I.C. Norcom High to Receive Historical State Marker

I.C. Norcom High to Receive Historical State Marker
Posted on 10/23/2017

I.C.  Norcom High to Receive Historical State Marker for Namesake, Israel Charles Norcom

Portsmouth, Va. – The Virginia Department of Historic Resources has designated I.C. Norcom High School as the location for a historical highway marker honoring its namesake, Israel Charles Norcom. The marker brings additional recognition to the school and its rich heritage. 

Mr. Israel Charles Norcom worked as an educator and administrator in Portsmouth schools for more than 30 years.  A school bearing his name first opened in 1920. The school retained the name with each new building. I.C. Norcom High has been an integral part of the African American community in Portsmouth.

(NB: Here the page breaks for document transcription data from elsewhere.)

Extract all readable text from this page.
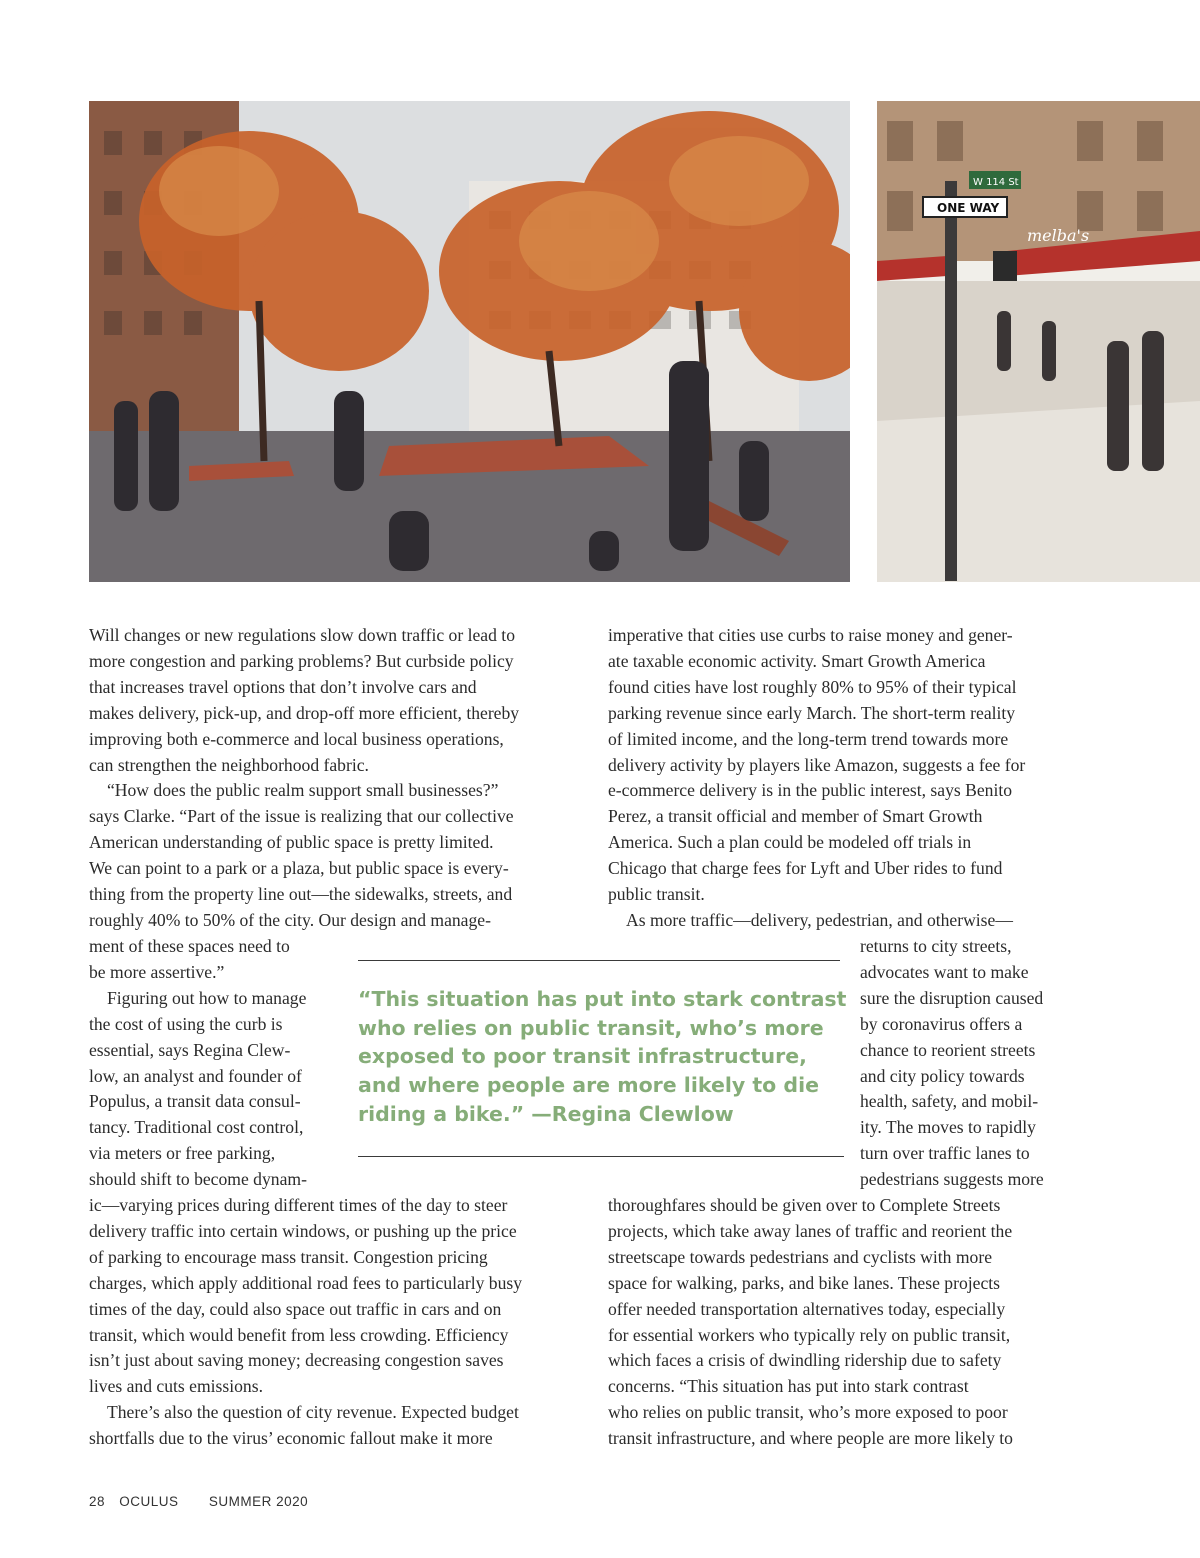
melba's
ONE WAY
W 114 St

Will changes or new regulations slow down traffic or lead to
more congestion and parking problems? But curbside policy
that increases travel options that don’t involve cars and
makes delivery, pick-up, and drop-off more efficient, thereby
improving both e-commerce and local business operations,
can strengthen the neighborhood fabric.

“How does the public realm support small businesses?”
says Clarke. “Part of the issue is realizing that our collective
American understanding of public space is pretty limited.
We can point to a park or a plaza, but public space is every-
thing from the property line out—the sidewalks, streets, and
roughly 40% to 50% of the city. Our design and manage-

ment of these spaces need to
be more assertive.”
Figuring out how to manage
the cost of using the curb is
essential, says Regina Clew-
low, an analyst and founder of
Populus, a transit data consul-
tancy. Traditional cost control,
via meters or free parking,
should shift to become dynam-
ic—varying prices during different times of the day to steer
delivery traffic into certain windows, or pushing up the price
of parking to encourage mass transit. Congestion pricing
charges, which apply additional road fees to particularly busy
times of the day, could also space out traffic in cars and on
transit, which would benefit from less crowding. Efficiency
isn’t just about saving money; decreasing congestion saves
lives and cuts emissions.
There’s also the question of city revenue. Expected budget
shortfalls due to the virus’ economic fallout make it more
imperative that cities use curbs to raise money and gener-
ate taxable economic activity. Smart Growth America
found cities have lost roughly 80% to 95% of their typical
parking revenue since early March. The short-term reality
of limited income, and the long-term trend towards more
delivery activity by players like Amazon, suggests a fee for
e-commerce delivery is in the public interest, says Benito
Perez, a transit official and member of Smart Growth
America. Such a plan could be modeled off trials in
Chicago that charge fees for Lyft and Uber rides to fund
public transit.
As more traffic—delivery, pedestrian, and otherwise—
returns to city streets,
advocates want to make
sure the disruption caused
by coronavirus offers a
chance to reorient streets
and city policy towards
health, safety, and mobil-
ity. The moves to rapidly
turn over traffic lanes to
pedestrians suggests more
thoroughfares should be given over to Complete Streets
projects, which take away lanes of traffic and reorient the
streetscape towards pedestrians and cyclists with more
space for walking, parks, and bike lanes. These projects
offer needed transportation alternatives today, especially
for essential workers who typically rely on public transit,
which faces a crisis of dwindling ridership due to safety
concerns. “This situation has put into stark contrast
who relies on public transit, who’s more exposed to poor
transit infrastructure, and where people are more likely to
“This situation has put into stark contrast
who relies on public transit, who’s more
exposed to poor transit infrastructure,
and where people are more likely to die
riding a bike.” —Regina Clewlow
28 OCULUS SUMMER 2020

I.C. Norcom students conducted sit-ins to desegregate Portsmouth lunch counters in 1960, and many alumni have served as local, state, and national leaders, according to the award details.  

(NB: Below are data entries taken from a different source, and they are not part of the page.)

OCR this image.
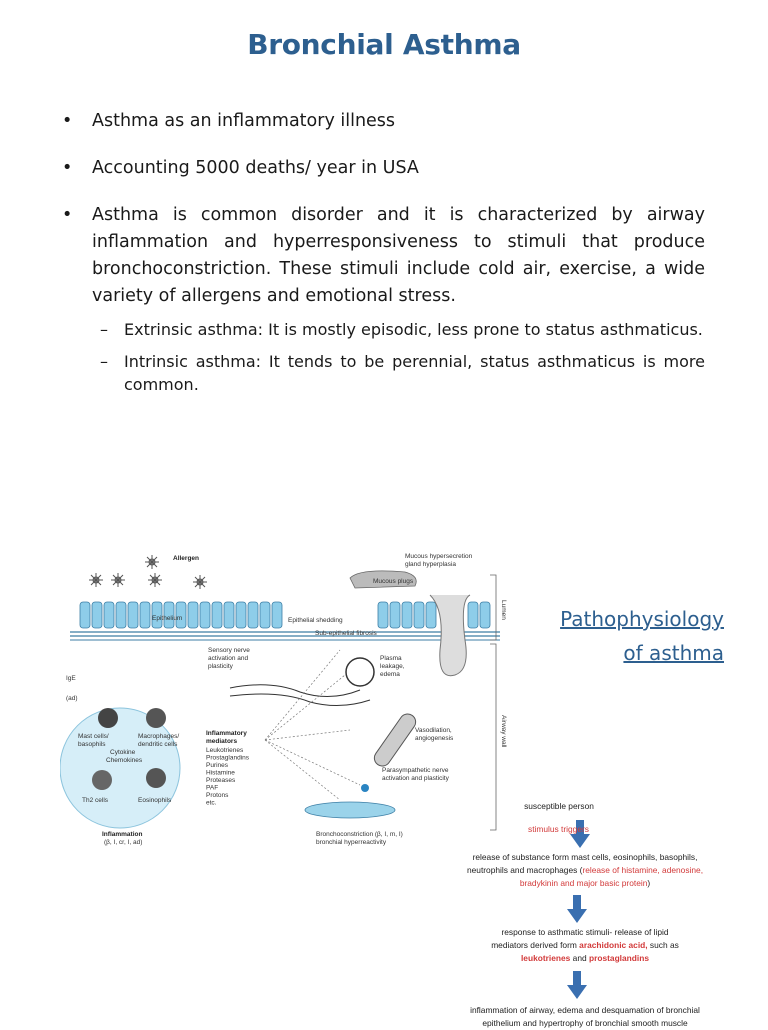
Bronchial Asthma
• Asthma as an inflammatory illness
• Accounting 5000 deaths/ year in USA
• Asthma is common disorder and it is characterized by airway inflammation and hyperresponsiveness to stimuli that produce bronchoconstriction. These stimuli include cold air, exercise, a wide variety of allergens and emotional stress.
– Extrinsic asthma: It is mostly episodic, less prone to status asthmaticus.
– Intrinsic asthma: It tends to be perennial, status asthmaticus is more common.
Allergen	Mucous hypersecretion
gland hyperplasia
Mucous plugs
Epithelium	Epithelial shedding
Sub-epithelial fibrosis
Lumen
Airway wall
Sensory nerve
activation and
plasticity
Plasma
leakage,
edema
IgE
(ad)
Mast cells/
basophils
Macrophages/
dendritic cells
Cytokine
Chemokines
Th2 cells	Eosinophils
Inflammation
(β, I, cr, I, ad)
Inflammatory
mediators
Leukotrienes
Prostaglandins
Purines
Histamine
Proteases
PAF
Protons
etc.
Vasodilation,
angiogenesis
Parasympathetic nerve
activation and plasticity
Bronchoconstriction (β, I, m, I)
bronchial hyperreactivity
Pathophysiology
of asthma
susceptible person
stimulus triggers
release of substance form mast cells, eosinophils, basophils,
neutrophils and macrophages (release of histamine, adenosine,
bradykinin and major basic protein)
response to asthmatic stimuli- release of lipid
mediators derived form arachidonic acid, such as
leukotrienes and prostaglandins
inflammation of airway, edema and desquamation of bronchial
epithelium and hypertrophy of bronchial smooth muscle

For months, the African American Historical Society of Portsmouth worked with School Board Clerk Kathy Chambliss to research Board archives for information. Read the original story.

The Society is led by Portsmouth historian and community advocate Mae Breckenridge-Haywood, who helped open the Colored Community Library Museum. Herman Weaver, a group member whose grandmother served as the school’s assistant principal in the 1920s, led the research effort. The marker will read:

Israel Charles Norcom High School 
I.C. Norcom (1856-1916) was an African American educator and administrator who served Portsmouth schools for more than 30 years. The first school to bear his name opened in 1920 three quarters of a mile southeast of here. Principal William E. Riddick and vice principal Lavinia M. Weaver led it for decades. The school moved into a new building nearby in 1937 and again relocated to a new facility, about a mile southwest of here, in 1953. The school's academic, athletic, and cultural programs were central to the community. Students conducted sit-ins to desegregate Portsmouth lunch counters in 1960, and alumni became local, state, and national leaders. Norcom High School moved here in 1998. 
Sponsor: African American Historical Society of Portsmouth 

Details about the installation date will be shared at a later time.